Les effets de son nouveau régime ont été immédiats : « En trois semaines, mes douleurs ont chuté de moitié, en six mois, j’ai arrêté mes antidépresseurs et mes anti- vertigineux, car je n’avais plus de crises. J’ai passé mon premier hiver sans aller chez le médecin, moi qui y allait au minimum tous les 10 jours. »
Alors quitte à changer son régime, pourquoi s’arrêter à mi-chemin ? « J’ai modifié mon alimentation non seulement en supprimant le gluten et les produits laitiers mais aussi en me tournant vers le végétal et le bio mais surtout le fait maison », poursuit Christelle, qui ressent depuis « une force vitale renaître ».
Un régime à risques
Si ce n’est que d’après plusieurs études scientifiques, l’éviction du gluten pour les personnes qui ne sont pas réellement intolérantes pourrait au contraire poser de sérieux problèmes.

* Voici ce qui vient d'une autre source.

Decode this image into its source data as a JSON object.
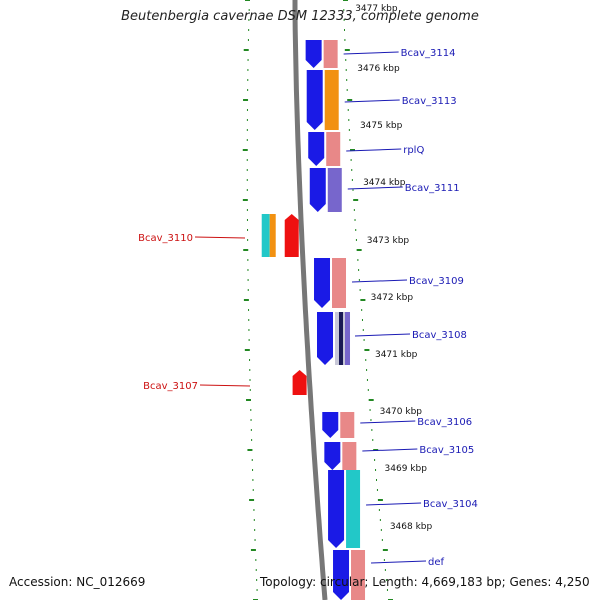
{
  "title": "Beutenbergia cavernae DSM 12333, complete genome",
  "accession": "Accession: NC_012669",
  "topology": "Topology: circular; Length: 4,669,183 bp; Genes: 4,250",
  "colors": {
    "backbone": "#777777",
    "tick": "#228822",
    "cds_forward": "#1a1ae6",
    "forward_label": "#1a1ab4",
    "reverse_label": "#cc1111",
    "reverse_gene": "#ee1111",
    "pink": "#e88888",
    "orange": "#f29111",
    "purple": "#7766cc",
    "cyan": "#22c8c8",
    "navy": "#1a1a55",
    "lightgray": "#c8c8d8"
  },
  "kbp_markers": [
    "3477 kbp",
    "3476 kbp",
    "3475 kbp",
    "3474 kbp",
    "3473 kbp",
    "3472 kbp",
    "3471 kbp",
    "3470 kbp",
    "3469 kbp",
    "3468 kbp"
  ],
  "forward_genes": [
    "Bcav_3114",
    "Bcav_3113",
    "rplQ",
    "Bcav_3111",
    "Bcav_3109",
    "Bcav_3108",
    "Bcav_3106",
    "Bcav_3105",
    "Bcav_3104",
    "def"
  ],
  "reverse_genes": [
    "Bcav_3110",
    "Bcav_3107"
  ]
}
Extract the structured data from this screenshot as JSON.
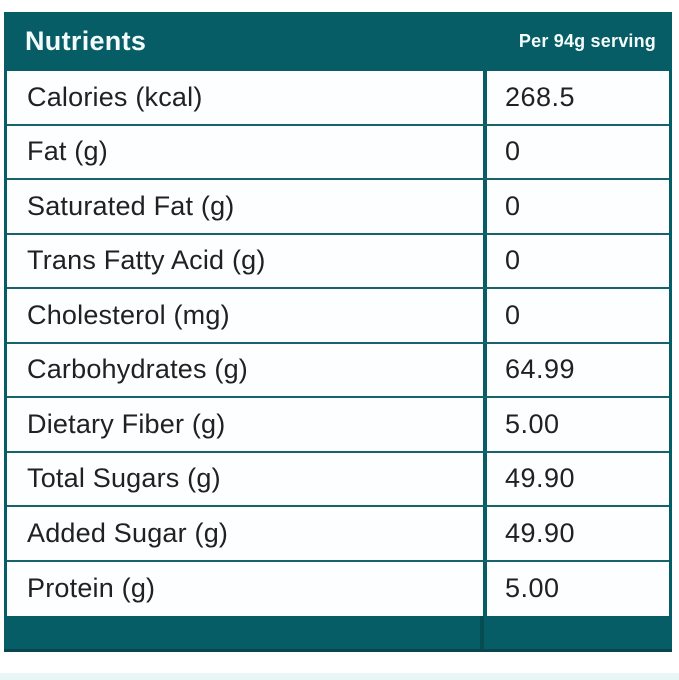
{
  "header": {
    "title": "Nutrients",
    "serving_label": "Per 94g serving"
  },
  "rows": [
    {
      "label": "Calories (kcal)",
      "value": "268.5"
    },
    {
      "label": "Fat (g)",
      "value": "0"
    },
    {
      "label": "Saturated Fat (g)",
      "value": "0"
    },
    {
      "label": "Trans Fatty Acid (g)",
      "value": "0"
    },
    {
      "label": "Cholesterol (mg)",
      "value": "0"
    },
    {
      "label": "Carbohydrates (g)",
      "value": "64.99"
    },
    {
      "label": "Dietary Fiber (g)",
      "value": "5.00"
    },
    {
      "label": "Total Sugars (g)",
      "value": "49.90"
    },
    {
      "label": "Added Sugar (g)",
      "value": "49.90"
    },
    {
      "label": "Protein (g)",
      "value": "5.00"
    }
  ],
  "colors": {
    "teal": "#075d66",
    "row_separator": "#17636c",
    "row_background": "#fcfeff",
    "text": "#212121",
    "header_text": "#f4fbfb",
    "bottom_strip": "#e8f6f6"
  },
  "chart_data": {
    "type": "table",
    "title": "Nutrients",
    "columns": [
      "Nutrients",
      "Per 94g serving"
    ],
    "rows": [
      [
        "Calories (kcal)",
        "268.5"
      ],
      [
        "Fat (g)",
        "0"
      ],
      [
        "Saturated Fat (g)",
        "0"
      ],
      [
        "Trans Fatty Acid (g)",
        "0"
      ],
      [
        "Cholesterol (mg)",
        "0"
      ],
      [
        "Carbohydrates (g)",
        "64.99"
      ],
      [
        "Dietary Fiber (g)",
        "5.00"
      ],
      [
        "Total Sugars (g)",
        "49.90"
      ],
      [
        "Added Sugar (g)",
        "49.90"
      ],
      [
        "Protein (g)",
        "5.00"
      ]
    ]
  }
}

Telles sont les conclusions d’une étude parue début mai 2017 et réalisée sous la direction du Dr Andrew Chan de la Harvard Medical School de Boston (Mas- sachusetts). Son équipe a travaillé à partir des données issues de la Nurses’ Health Study et de la Health Professionals Study, deux vastes études prospectives conduites aux Etats-Unis sur 110000 personnes, dont 64000 femmes et 45000 hommes, pendant 24 ans (entre 1986 et 2010).
Sur les 6600 cas environ de maladies cardiovasculaires recensés au cours de cette période, les chercheurs constatent que le risque de maladie coronarienne est signicativement plus faible chez les plus grands consommateurs de gluten, avec un écart de 13% par rapport à ceux qui en consomment le moins.
Ce qui s’expliquerait par les déséquilibres alimentaires induits par l’exclusion du gluten. Les auteurs concluent en effet que les plus basses consommations de gluten étaient associées à des niveaux de consommation peu élevés de céréales complètes, connues pour leur effet protecteur contre le risque cardiovasculaire. Et d’ajouter : « La promotion de régimes sans gluten chez les personnes sans maladie cœliaque ne devrait pas être encouragée. »
Des propos que confirme le Dr Jean-Louis Thillier, spécialiste en hépato-gatroentérologie : « Le blé et les produits à base de blé apportent en effet une contribution substantielle à l’apport alimentaire en protéines, en fibres alimentaires, en minéraux (en particulier en fer, en zinc et en sélénium), en vitamines, en phytochimie et en énergie. (…) Nous sommes nombreux à pointer les risques potentiels de carences ou de problèmes de transit pouvant découler d’une diète sans gluten, surtout issue de l’industrie agroalimentaire », note le spécialiste. Nicoletta Bianchi, diététicienne à la consultation de nutrition clinique du CHUV, à Lausanne, met en garde contre certains additifs, tels que des produits liants, des gommes de guar ou de xanthane, principalement utilisés « pour remplacer l’élasticité que confère le gluten à la texture d’un aliment ».
Enfin, d’après l’observation d’une récente étude de chercheurs espagnols présentée au 50e congrès de la Société européenne de gastroentérologie, hépatologie et nutrition pédiatrique, de très nombreux produits sans gluten sont plus gras, plus sucrés et ont une composition nutritionnelle plus faible que leur équivalent avec gluten.
Toutes ces différences pourraient expliquer pourquoi le risque de diabète est, lui aussi, plus important chez les personnes consommant peu de gluten. C’est en tout cas ce que suggère une étude rendue publique par l’Americain Heart Association en mars dernier.